The handsome widow wore her usual sphinx-like expression and she was gazing steadily at Kane Landon. Avice thought she detected a look in the dark eyes as of a special, even intimate interest in the young man. She had no reason to think they were acquaintances, yet she couldn’t help thinking they appeared so. At any rate, Eleanor Black was paying little or no attention to the proceedings of the inquest. But Avice remembered she had expressed a distaste and aversion to detectives and all their works. Surely, the girl thought, she could not have cared very much for Uncle Rowly, if she doesn’t feel most intense interest in running the murderer to ground.

She turned again toward the coroner to hear him saying:

“And then, Miss Wilkinson, after this mysterious message, did Mr. Trowbridge leave the office at once?”

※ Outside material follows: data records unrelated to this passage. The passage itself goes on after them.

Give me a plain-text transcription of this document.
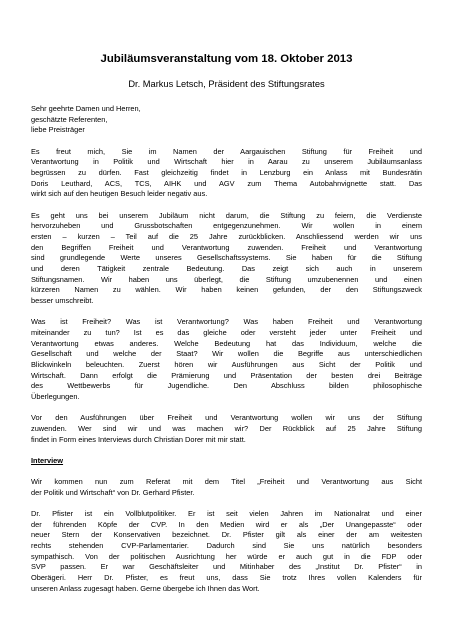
Jubiläumsveranstaltung vom 18. Oktober 2013
Dr. Markus Letsch, Präsident des Stiftungsrates
Sehr geehrte Damen und Herren,
geschätzte Referenten,
liebe Preisträger
Es freut mich, Sie im Namen der Aargauischen Stiftung für Freiheit und
Verantwortung in Politik und Wirtschaft hier in Aarau zu unserem Jubiläumsanlass
begrüssen zu dürfen. Fast gleichzeitig findet in Lenzburg ein Anlass mit Bundesrätin
Doris Leuthard, ACS, TCS, AIHK und AGV zum Thema Autobahnvignette statt. Das
wirkt sich auf den heutigen Besuch leider negativ aus.
Es geht uns bei unserem Jubiläum nicht darum, die Stiftung zu feiern, die Verdienste
hervorzuheben und Grussbotschaften entgegenzunehmen. Wir wollen in einem
ersten – kurzen – Teil auf die 25 Jahre zurückblicken. Anschliessend werden wir uns
den Begriffen Freiheit und Verantwortung zuwenden. Freiheit und Verantwortung
sind grundlegende Werte unseres Gesellschaftssystems. Sie haben für die Stiftung
und deren Tätigkeit zentrale Bedeutung. Das zeigt sich auch in unserem
Stiftungsnamen. Wir haben uns überlegt, die Stiftung umzubenennen und einen
kürzeren Namen zu wählen. Wir haben keinen gefunden, der den Stiftungszweck
besser umschreibt.
Was ist Freiheit? Was ist Verantwortung? Was haben Freiheit und Verantwortung
miteinander zu tun? Ist es das gleiche oder versteht jeder unter Freiheit und
Verantwortung etwas anderes. Welche Bedeutung hat das Individuum, welche die
Gesellschaft und welche der Staat? Wir wollen die Begriffe aus unterschiedlichen
Blickwinkeln beleuchten. Zuerst hören wir Ausführungen aus Sicht der Politik und
Wirtschaft. Dann erfolgt die Prämierung und Präsentation der besten drei Beiträge
des Wettbewerbs für Jugendliche. Den Abschluss bilden philosophische
Überlegungen.
Vor den Ausführungen über Freiheit und Verantwortung wollen wir uns der Stiftung
zuwenden. Wer sind wir und was machen wir? Der Rückblick auf 25 Jahre Stiftung
findet in Form eines Interviews durch Christian Dorer mit mir statt.
Interview
Wir kommen nun zum Referat mit dem Titel „Freiheit und Verantwortung aus Sicht
der Politik und Wirtschaft“ von Dr. Gerhard Pfister.
Dr. Pfister ist ein Vollblutpolitiker. Er ist seit vielen Jahren im Nationalrat und einer
der führenden Köpfe der CVP. In den Medien wird er als „Der Unangepasste“ oder
neuer Stern der Konservativen bezeichnet. Dr. Pfister gilt als einer der am weitesten
rechts stehenden CVP-Parlamentarier. Dadurch sind Sie uns natürlich besonders
sympathisch. Von der politischen Ausrichtung her würde er auch gut in die FDP oder
SVP passen. Er war Geschäftsleiter und Mitinhaber des „Institut Dr. Pfister“ in
Oberägeri. Herr Dr. Pfister, es freut uns, dass Sie trotz Ihres vollen Kalenders für
unseren Anlass zugesagt haben. Gerne übergebe ich Ihnen das Wort.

“Yes sir. Grabbed his hat and scooted right off. Said he wouldn’t be back all afternoon.”

“And you did not recognize the voice as any that you had ever heard?”

“No, sir.”

“And you gathered nothing from the conversation that gave you any hint of who the speaker might be?”

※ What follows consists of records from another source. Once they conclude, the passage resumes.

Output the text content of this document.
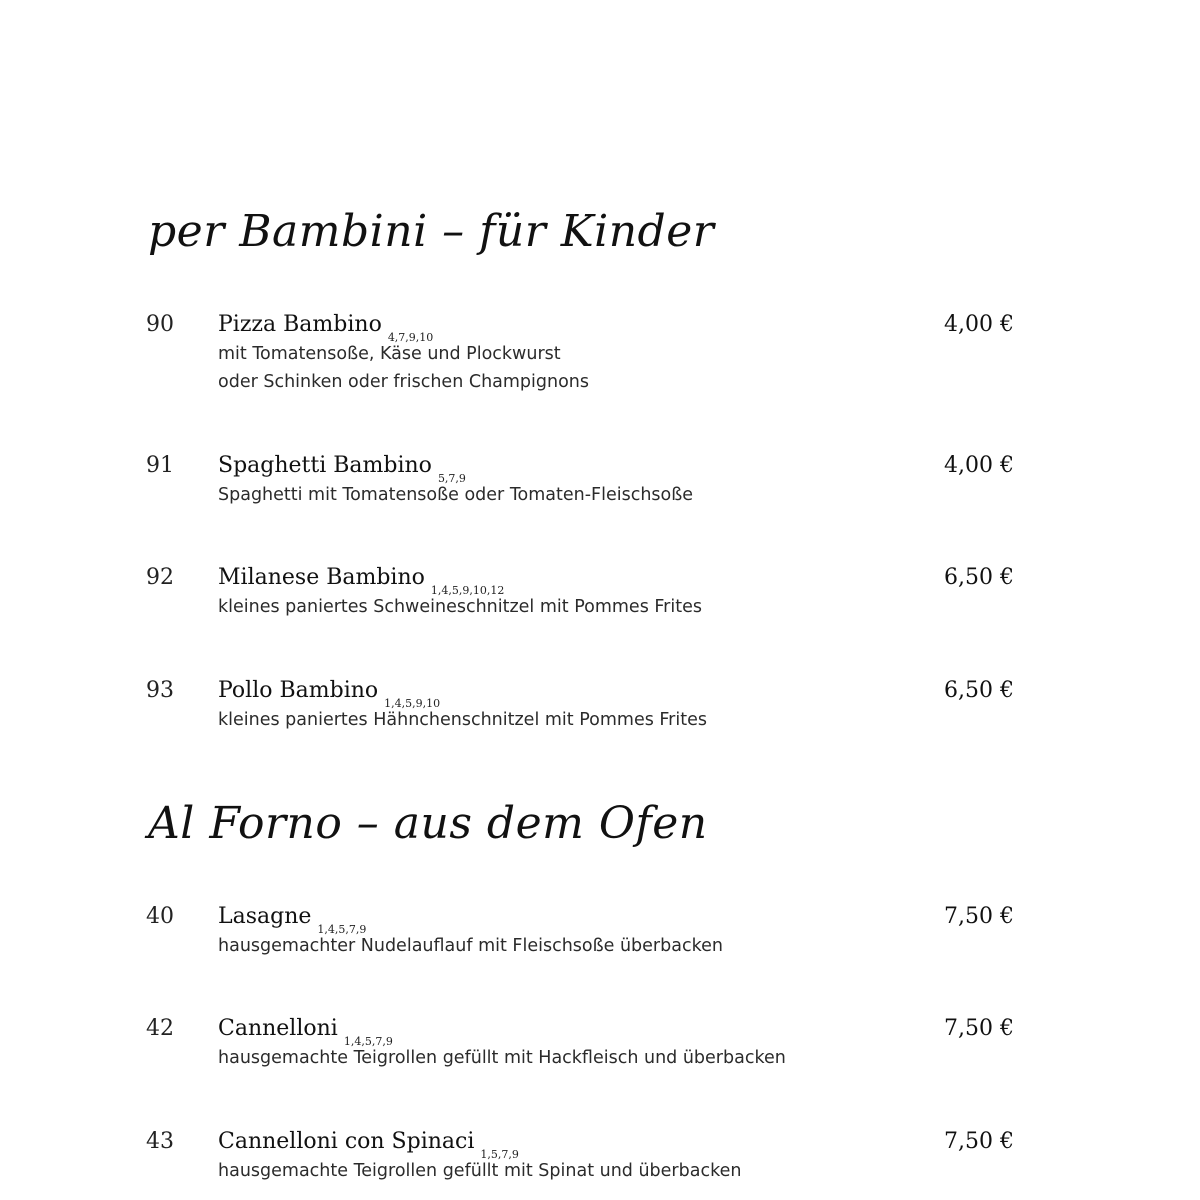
per Bambini – für Kinder
90 Pizza Bambino$_{4,7,9,10}$
mit Tomatensoße, Käse und Plockwurst
oder Schinken oder frischen Champignons
4,00 €
91 Spaghetti Bambino$_{5,7,9}$
Spaghetti mit Tomatensoße oder Tomaten-Fleischsoße
4,00 €
92 Milanese Bambino$_{1,4,5,9,10,12}$
kleines paniertes Schweineschnitzel mit Pommes Frites
6,50 €
93 Pollo Bambino$_{1,4,5,9,10}$
kleines paniertes Hähnchenschnitzel mit Pommes Frites
6,50 €
Al Forno – aus dem Ofen
40 Lasagne$_{1,4,5,7,9}$
hausgemachter Nudelauflauf mit Fleischsoße überbacken
7,50 €
42 Cannelloni$_{1,4,5,7,9}$
hausgemachte Teigrollen gefüllt mit Hackfleisch und überbacken
7,50 €
43 Cannelloni con Spinaci$_{1,5,7,9}$
hausgemachte Teigrollen gefüllt mit Spinat und überbacken
7,50 €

Whether it was the sharp eye of Mr. Berg compelling her, or a latent regard for the truth, the yellow-haired girl, for some reason, stammered out, “Well, sir, whoever it was, called Mr. Trowbridge ‘uncle.’”

Again one of those silences that seemed to shriek aloud in denunciation of the only man present who would be supposed to call Mr. Trowbridge “uncle.”

Berg turned toward Kane Landon. For a moment the two looked at each other, and then the younger man’s eyes fell. He seemed for an instant on the verge of collapse, and then, with an evident effort, drew himself up and faced the assembly.